Infosys evaded IGST of more than Rs 32,403 crore, alleges GST Bengaluru office

The GST Intelligence office states that Infosys’ overseas branches have supplied services to the company and it would be treated as import of services by the company as per section 2(11) of IGST Act, 2017.

Written by : TNM Staff

The Directorate General of GST Intelligence has held Bengaluru-based Infosys Limited responsible for GST tax evasion to the tune of a staggering Rs 32,403.46 crore. A report issued on July 30, 2024, by the Directorate General office in Bengaluru said that intelligence gathered by its officers pointed out that the company had received services from its overseas branches and had not paid the Integrated Goods and Service Tax (IGST) under the Revenue Charge Mechanism (RCM) on import of services. The tax has been calculated for the period 2017-18 (July 2017 onwards) to 2021-22. Two notices have been sent to Infosys Limited on the same.

The report said that Infosys opened branches outside India once they were awarded projects to comply with local laws. It said that all the sales and marketing offices were located in the branches and formed an integral part of the branches in addition to the delivery teams. The overseas branches were engaged in the implementation of the projects being executed by Infosys and ensured the efficient running of the company’s businesses, better delivery of the company’s services, better coordination between customers and managing the company employees working on on-site projects, among other things.

According to the report, section 8 of the IGST Act, 2017 designates branch offices as an establishment in such foreign countries. “Hence the company and overseas branches would be treated as distinct persons,” the note said.

“Further, the company was including the expenses incurred towards overseas branches as part of their export invoice from India and computing the eligible refund. The receipt of export proceeds and export invoices related to the project was being raised by the company. In the instant case, all the expenses incurred by the overseas branches are met by the company. Overseas branches have supplied the said services to the company and the same shall be treated as import of services by the company as per section 2(11) of IGST Act, 2017,” the note stated.

“M/s Infosys Ltd, Bengaluru is liable to pay IGST under reverse charge mechanism on supplies received from branches located outside India to the tune of Rs 32403.46 crore for the period 2017-18 (July 2017 onwards) to 2021-22. Further investigation is under progress,” the note forwarded to the Principal Director General of GST Intelligence said.
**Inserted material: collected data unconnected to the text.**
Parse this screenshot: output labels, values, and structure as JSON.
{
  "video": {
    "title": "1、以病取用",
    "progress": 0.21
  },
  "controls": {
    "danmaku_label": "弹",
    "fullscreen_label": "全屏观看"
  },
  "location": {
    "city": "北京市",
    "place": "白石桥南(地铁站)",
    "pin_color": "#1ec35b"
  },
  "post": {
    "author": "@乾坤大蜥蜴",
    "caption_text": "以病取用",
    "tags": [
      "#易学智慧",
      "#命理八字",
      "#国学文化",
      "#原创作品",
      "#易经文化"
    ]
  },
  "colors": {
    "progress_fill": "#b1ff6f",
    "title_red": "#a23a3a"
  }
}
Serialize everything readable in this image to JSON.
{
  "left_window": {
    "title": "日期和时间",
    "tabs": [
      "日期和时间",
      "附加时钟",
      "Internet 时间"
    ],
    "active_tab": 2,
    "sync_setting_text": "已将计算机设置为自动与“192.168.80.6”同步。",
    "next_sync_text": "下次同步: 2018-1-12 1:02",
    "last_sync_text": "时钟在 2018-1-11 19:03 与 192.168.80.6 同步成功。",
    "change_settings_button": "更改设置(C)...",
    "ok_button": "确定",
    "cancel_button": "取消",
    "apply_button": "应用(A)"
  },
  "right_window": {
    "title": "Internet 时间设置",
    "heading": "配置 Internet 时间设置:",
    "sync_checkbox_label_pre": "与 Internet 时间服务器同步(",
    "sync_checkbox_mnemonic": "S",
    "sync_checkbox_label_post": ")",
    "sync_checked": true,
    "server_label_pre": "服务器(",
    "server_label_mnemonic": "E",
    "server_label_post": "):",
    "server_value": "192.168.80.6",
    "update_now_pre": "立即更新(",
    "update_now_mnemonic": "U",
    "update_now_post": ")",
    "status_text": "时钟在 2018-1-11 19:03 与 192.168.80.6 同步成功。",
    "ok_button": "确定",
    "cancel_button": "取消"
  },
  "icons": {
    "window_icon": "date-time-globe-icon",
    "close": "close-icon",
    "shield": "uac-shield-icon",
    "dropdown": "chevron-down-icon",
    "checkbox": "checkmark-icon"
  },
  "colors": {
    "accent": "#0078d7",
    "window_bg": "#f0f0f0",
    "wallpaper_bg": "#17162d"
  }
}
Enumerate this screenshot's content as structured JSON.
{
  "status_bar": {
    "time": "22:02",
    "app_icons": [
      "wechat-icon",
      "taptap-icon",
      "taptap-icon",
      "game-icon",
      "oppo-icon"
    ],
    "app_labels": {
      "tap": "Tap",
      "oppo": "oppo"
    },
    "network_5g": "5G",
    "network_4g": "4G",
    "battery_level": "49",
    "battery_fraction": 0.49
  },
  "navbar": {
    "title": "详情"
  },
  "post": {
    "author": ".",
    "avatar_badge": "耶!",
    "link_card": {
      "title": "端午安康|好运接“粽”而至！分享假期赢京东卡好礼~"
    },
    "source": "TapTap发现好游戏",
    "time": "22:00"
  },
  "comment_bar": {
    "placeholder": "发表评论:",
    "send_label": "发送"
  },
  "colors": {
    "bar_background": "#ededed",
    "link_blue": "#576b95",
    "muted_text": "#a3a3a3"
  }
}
In its response, Infosys said they have paid all GST dues and are fully in compliance with the central and state regulations on this matter. "Additionally, as per a recent Circular issued by the Central Board of Indirect Taxes and Customs on the recommendations of the GST Council, services provided by the overseas branches to Indian entity are not subject to GST," the statement read.

In September 2023, Infosys said it had received a demand for collection of GST with interest and penalty totalling Rs 37.75 lakh.

Incidentally, Infosys bagged the order to design the website for GST in 2015 to build and maintain the GST technology network for five years for Rs 1,380 crore. They also built the Income Tax site for e-filing in 2021, in addition to the website for the Ministry for Corporate Affairs to access company records. Numerous complaints have been expressed about the income tax portal, which has been facing repeated glitches.